I max out 401k, HSA, and FSA each year. I have enough in HSA to cover maximum out of pocket deductible for 3 years. And it’s invested inside the account (although not in anything sexy / high yield because they limit what you can pick).
Am I correct in thinking I should keep throwing money in here? Because no return is going to match 32% tax rate?
Or should I dial back my contributions and do something else with it?
I paid off all debt last year. Only thing I have is a mortgage which is @ 3.25. I’m at ~70% LTPP and ~ 55% LTV. Hard to justify throwing more there.
Married w/kids. Mid 30s. $350k retirement and ~$60k non retirement investments (stocks).
I’m out of ideas on ways to minimize taxes and what to do with my money.

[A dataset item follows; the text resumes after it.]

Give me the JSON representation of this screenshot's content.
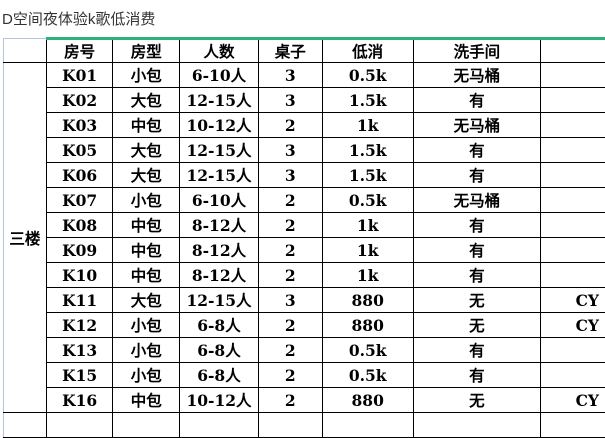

If the market wasn’t so crazy I’d buy rental properties. But I’m not going to pay these insane prices. Schedule C send advantageous for taxes.

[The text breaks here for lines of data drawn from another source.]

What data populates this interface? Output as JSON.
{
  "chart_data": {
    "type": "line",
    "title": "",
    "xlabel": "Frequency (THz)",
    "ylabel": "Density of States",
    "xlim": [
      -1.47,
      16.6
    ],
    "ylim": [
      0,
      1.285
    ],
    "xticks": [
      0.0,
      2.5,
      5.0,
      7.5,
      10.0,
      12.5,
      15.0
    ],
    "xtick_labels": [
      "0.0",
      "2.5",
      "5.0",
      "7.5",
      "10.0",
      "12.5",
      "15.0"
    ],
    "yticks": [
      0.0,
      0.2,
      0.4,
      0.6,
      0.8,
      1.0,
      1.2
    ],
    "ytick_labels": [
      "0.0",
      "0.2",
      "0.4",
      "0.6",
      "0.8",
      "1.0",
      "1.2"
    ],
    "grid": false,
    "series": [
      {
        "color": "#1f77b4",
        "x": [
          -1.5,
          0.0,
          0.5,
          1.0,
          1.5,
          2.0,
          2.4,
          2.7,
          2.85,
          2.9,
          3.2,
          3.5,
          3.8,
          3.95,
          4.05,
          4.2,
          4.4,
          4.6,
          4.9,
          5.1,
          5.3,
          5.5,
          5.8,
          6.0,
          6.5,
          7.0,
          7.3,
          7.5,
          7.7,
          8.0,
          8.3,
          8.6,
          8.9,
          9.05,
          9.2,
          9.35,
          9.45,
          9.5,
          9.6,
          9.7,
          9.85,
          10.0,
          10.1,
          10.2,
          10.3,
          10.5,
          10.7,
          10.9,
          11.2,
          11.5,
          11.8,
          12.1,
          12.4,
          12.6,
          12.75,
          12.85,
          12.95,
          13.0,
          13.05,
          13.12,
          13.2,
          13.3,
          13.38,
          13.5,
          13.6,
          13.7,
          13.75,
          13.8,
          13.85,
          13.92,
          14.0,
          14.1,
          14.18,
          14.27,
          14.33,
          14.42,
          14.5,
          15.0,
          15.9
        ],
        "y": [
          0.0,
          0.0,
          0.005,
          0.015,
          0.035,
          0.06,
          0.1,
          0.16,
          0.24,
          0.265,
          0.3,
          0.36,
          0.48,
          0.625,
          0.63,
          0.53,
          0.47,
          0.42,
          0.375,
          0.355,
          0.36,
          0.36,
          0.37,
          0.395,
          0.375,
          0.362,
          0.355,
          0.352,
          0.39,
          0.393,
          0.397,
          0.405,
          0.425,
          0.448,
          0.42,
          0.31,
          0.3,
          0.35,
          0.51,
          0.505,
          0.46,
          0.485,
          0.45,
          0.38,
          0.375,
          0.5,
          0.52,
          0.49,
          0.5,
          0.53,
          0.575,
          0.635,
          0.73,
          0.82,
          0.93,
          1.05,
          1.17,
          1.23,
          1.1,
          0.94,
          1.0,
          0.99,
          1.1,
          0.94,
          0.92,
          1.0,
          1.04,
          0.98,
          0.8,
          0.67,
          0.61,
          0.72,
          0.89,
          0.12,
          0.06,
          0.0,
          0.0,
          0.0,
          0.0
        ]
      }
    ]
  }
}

I don’t want to put any more in the stock market. I feel like a correction has to come.
And obviously savings or CDs pay nothing (I remember the glory days of the mid-late 2000s getting decent CD rates.)
Where I can, I’m holding things for LTCG, but most of my money gets taxed out the ass. Tax bill for my wife and I this year (federal & state) over $100k, 25% of our gross income. Hurts my soul.
1) Anything Im missing on the tax front?
2) What should I do with my money?
> I max out 401k, HSA, and FSA each year
What type of FSA?
Mathematically, HSA should be maxed if you can afford it, which it sounds like you can. They are pre-tax contributions, tax-free investment gains, and if you use it for qualified medical expenses even years later (save those out of pocket receipts), then you use the money tax-free too. Triple tax savings.
Worst case, you live a healthy life and when you are ~~59.5~~ **65** you withdraw it and pay tax just like a tIRA. At that point pat yourself on the back, you didn’t get cancer.
>I max out 401k, HSA, and FSA each year
You may not be able to do that depending on the FSA.
You should max the HSA every year you can because you can spend that money on any medical bill between now and when you die so the more money you have in it, the better. You will need it when you’re older, even if you don’t now. Just save your receipts.
Max the HSA. If you can find a better investment option within the HSA that would be ideal. I do a simple target date fund of 2065 (mid 30’s for reference). Also… we are always heading towards a correction. I’d suggest removing feelings from economics and life will be much more pleasurable. Ha.